Differentiated Value Must Be Concrete and Linked to Business Outcomes
Avoid feature lists; instead, use the 'So what?' test to translate capabilities into making money, saving money, or reducing risk. Cluster value into one to three themes for clarity, as demonstrated by Janna Systems' niche success against broader competitors.
Focus on Your Best-Fit Customers and the Market Category That Serves Them
Direct resources to accounts with behavioral and operational needs that match your value, starting narrow to achieve early wins. Choose a market category that acts as shorthand for your value, evolving it as seen with Eloqua's pivot to 'marketing automation' to capture strategic worth.
Test and Execute Positioning Consistently Across the Organization
Validate positioning with live sales pitches, translate it into a central messaging document, and appoint a steward for ongoing reviews. Without execution—emphasized in the conclusion—even brilliant positioning fails to drive sales and marketing success.
Executive Analysis
April Dunford's 'Obviously Awesome' argues that positioning is the deliberate act of setting context to make a product's value obvious, and it provides a structured, five-step process to achieve this. The book connects the dots by showing how starting with competitive alternatives, building on distinct capabilities, and articulating differentiated value leads to focusing on best-fit accounts and choosing the right market category. This framework transforms positioning from a theoretical exercise into a practical, actionable strategy that aligns entire organizations.
This book matters because it addresses a critical gap in marketing literature: a hands-on methodology for diagnosing and fixing positioning problems. For B2B leaders, it offers a direct path to overcoming symptoms like long sales cycles and price pressure, emphasizing that execution—through testing pitches and consistent messaging—is where positioning delivers real-world impact. It stands as essential reading for anyone responsible for product, marketing, or sales strategy.
Chapter-by-Chapter Key Takeaways
Introduction to the Second Edition (Introduction)
The second edition is a major update informed by extensive real-world application and reader feedback.
The process is now simplified and symmetrical: five components matched with five steps.
Critical new material covers pre-work decisions, multi-product company dynamics, and the challenging concept of differentiated value.
The book places a stronger emphasis on the practical execution of positioning, especially in turning it into a sales pitch.
The author presents the methodology not as an infallible recipe, but as a flexible guideline to be adapted to complex, real-world scenarios.
Try this: Adopt the updated five-component, five-step process as a flexible guideline for positioning, incorporating pre-work decisions and multi-product dynamics.
Introduction to the First Edition (Introduction)
Positioning is Fundamental, Not Optional: It is the critical input for every marketing and sales activity; success in these areas is impossible without it.

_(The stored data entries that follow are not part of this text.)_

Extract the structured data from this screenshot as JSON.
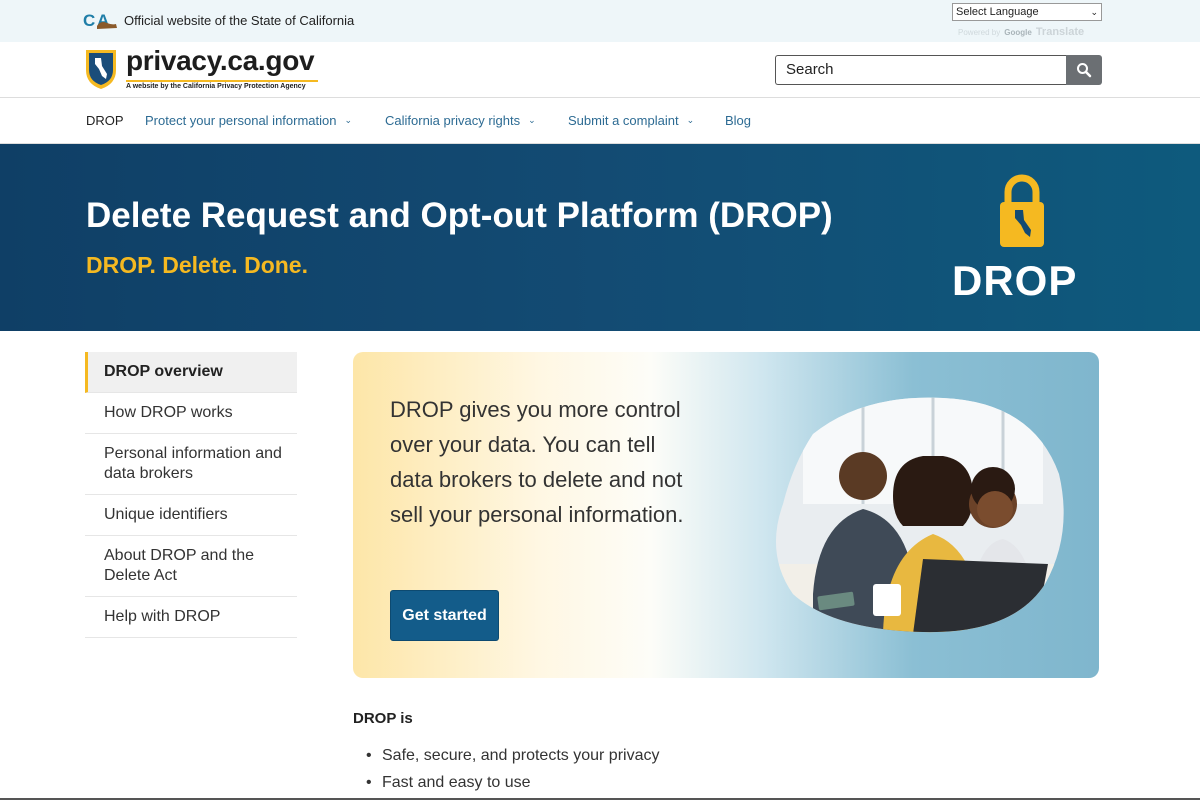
{
  "utility": {
    "official_text": "Official website of the State of California",
    "language_select": "Select Language",
    "powered_by": "Powered by",
    "google": "Google",
    "translate": "Translate"
  },
  "branding": {
    "site_name": "privacy.ca.gov",
    "site_sub": "A website by the California Privacy Protection Agency",
    "search_placeholder": "Search"
  },
  "nav": {
    "items": [
      {
        "label": "DROP"
      },
      {
        "label": "Protect your personal information"
      },
      {
        "label": "California privacy rights"
      },
      {
        "label": "Submit a complaint"
      },
      {
        "label": "Blog"
      }
    ]
  },
  "hero": {
    "title": "Delete Request and Opt-out Platform (DROP)",
    "tagline": "DROP. Delete. Done.",
    "logo_word": "DROP"
  },
  "sidebar": {
    "items": [
      {
        "label": "DROP overview"
      },
      {
        "label": "How DROP works"
      },
      {
        "label": "Personal information and data brokers"
      },
      {
        "label": "Unique identifiers"
      },
      {
        "label": "About DROP and the Delete Act"
      },
      {
        "label": "Help with DROP"
      }
    ]
  },
  "card": {
    "text": "DROP gives you more control over your data. You can tell data brokers to delete and not sell your personal information.",
    "button": "Get started"
  },
  "content": {
    "heading": "DROP is",
    "bullets": [
      "Safe, secure, and protects your privacy",
      "Fast and easy to use"
    ]
  },
  "colors": {
    "hero_bg": "#134b73",
    "accent_gold": "#f5b921",
    "link_blue": "#2d6b93",
    "button_blue": "#135c8a"
  }
}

It’s a Diagnosable Business Problem: Symptoms like long sales cycles, high churn, and price pressure are often direct results of weak positioning, not just poor execution.
Context is King: Effective positioning is about deliberately setting the right context so your target market can immediately understand your product’s unique value.
Methodology Over Theory: While the concept is old, a clear, step-by-step process for doing positioning has been lacking. This book provides a field-tested, practical framework to fill that void.
Try this: Diagnose marketing and sales struggles as positioning problems first, using a step-by-step methodology to address root causes like high churn.
Positioning as Context (Chapter 1)
Positioning is the context you create. It is the crucial framework that allows customers to quickly understand your product's value and purpose.
Context overrides quality. A superior product in the wrong context (like Joshua Bell in the subway) will fail. Conversely, an average product in the perfect context can succeed.
Avoid the "default" positioning trap. The context you initially imagine for your product is not fixed. You must deliberately choose the frame of reference that best showcases its strengths.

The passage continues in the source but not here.